ONE BIG PROBLEM: RECORDINGS AREN’T EQUIVALENT TO IMAGES

The idea of making daily recordings to remember moments is semantically quite similar to the concept of taking daily photos to remember those moments. However, I would argue that working with sound poses some unique challenges. Echo’s viability as an app not only hangs onto its functionality, but its intrinsic appeal with an audience. An app such as BeReal is inherently shareable and social, because photos are inherently shareable and social. While an audio can be shareable, it takes longer to process as you cannot ‘scan’ an audio such as you do with an image, and it is more difficult to share.

My solution to this idea is a ‘sound byte’, where recordings are analyzed and then given a shape + color. This is based off of different characteristics based on sound and location, such as volume, pitch, time of day, etc. This is special because it gives a unique ‘sound fingerprint’ to the audio that you record. This is a special and scalable idea because it can theortically be scaled in the form of weeks, months, etc. by summing your recordings for these time frames. A ‘sound byte’ is sharable, visual, and above all, has appeal to a digital audience, in the same way that a horoscope has an appeal to an audience.

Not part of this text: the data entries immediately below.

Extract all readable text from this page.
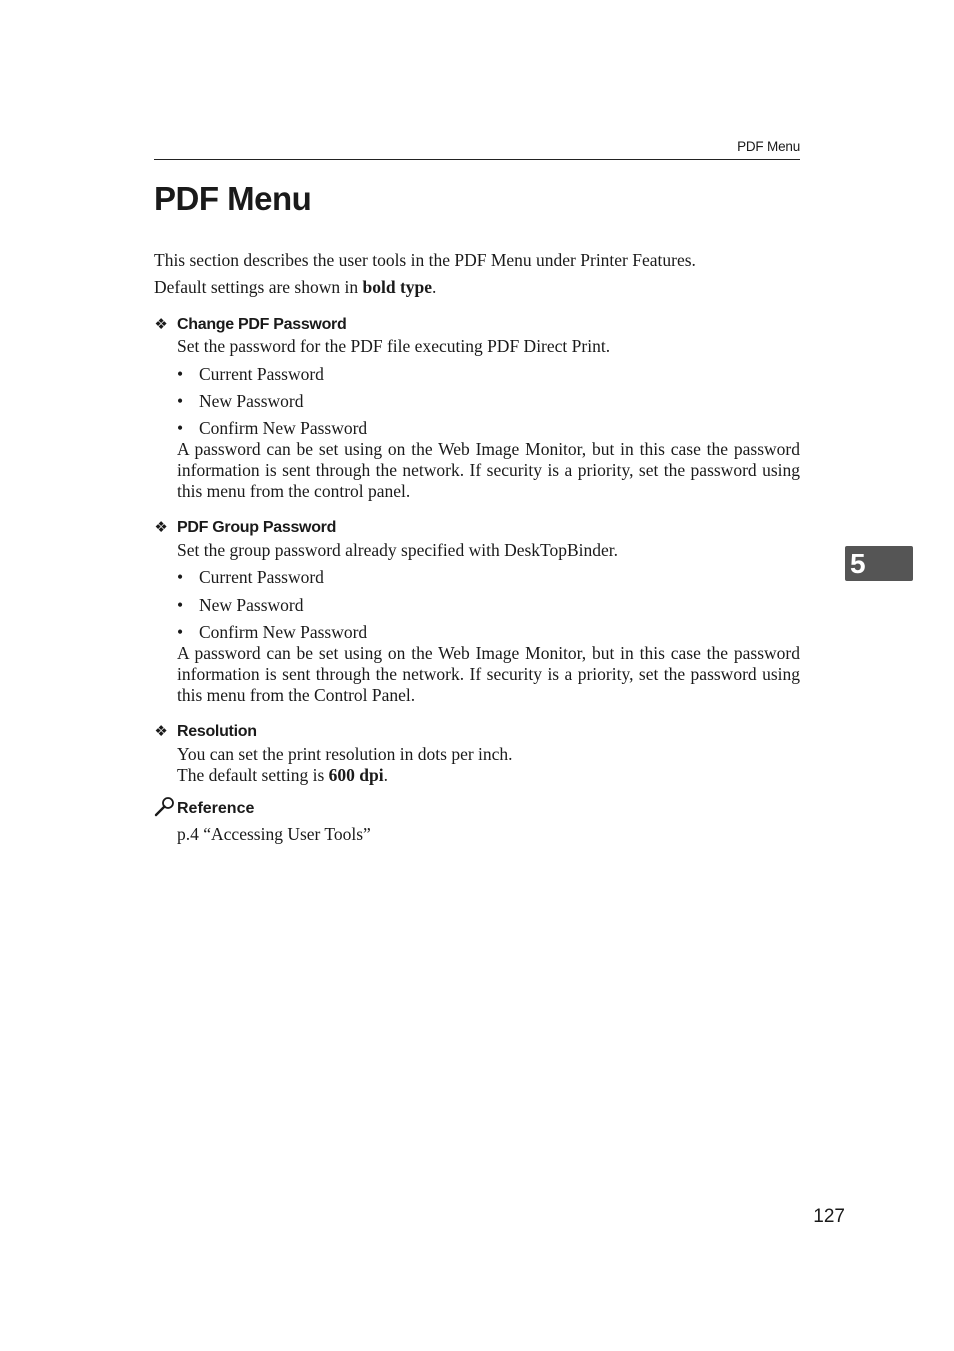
PDF Menu
PDF Menu

This section describes the user tools in the PDF Menu under Printer Features.

Default settings are shown in bold type.

❖ Change PDF Password

Set the password for the PDF file executing PDF Direct Print.

• Current Password
• New Password
• Confirm New Password

A password can be set using on the Web Image Monitor, but in this case the password information is sent through the network. If security is a priority, set the password using this menu from the control panel.

❖ PDF Group Password

Set the group password already specified with DeskTopBinder.

• Current Password
• New Password
• Confirm New Password

A password can be set using on the Web Image Monitor, but in this case the password information is sent through the network. If security is a priority, set the password using this menu from the Control Panel.

❖ Resolution

You can set the print resolution in dots per inch.

The default setting is 600 dpi.

Reference

p.4 “Accessing User Tools”

5
127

The byte can be used to determine the ‘quality’ or nature of a sound recording, and while not 100% accurate to a real life audio file, it is valuable because it gives a high level abstraction to something that is inherently hard to depict.

Lastly, the idea of an active state and inactive state is a concept we had to tackle in our app design. While taking a photo instantly captures the light waves at a small moment in time, recording an audio file captures the audio waves over a long period of time. During that downtime, we wanted to make sure that this idea of capturing audio was realized, and that the viewer could see how their audio was being recorded in real time, similar to how the audio wave amplitude could be seen while recording a apple voice memo. We chose to tackle this using animations via swift.

UNIQUE PROBLEMS: WORKING WITH SOUND; “SOUND APPEAL”

Balancing functionality with dreaming big was a challenge for this project. There are a lot of features that we weren’t able to develop fully, but it was more important to really nail the important levels of functionality for our MVP before going into some of the more creative aspects. There was a certain level of using the diamond design process of diverging out with ideas and converging in on sensibility based on the scope of time and project which I found to be valuable. Finally, as someone who was involved with conceptual designing of features and the actual coding of this project via swift, being able to make the leap from Storyboards and Figma designs to a MVP was a difficult, but rewarding experience. Overall, we pitched this project successfully for the entire class through a presentation.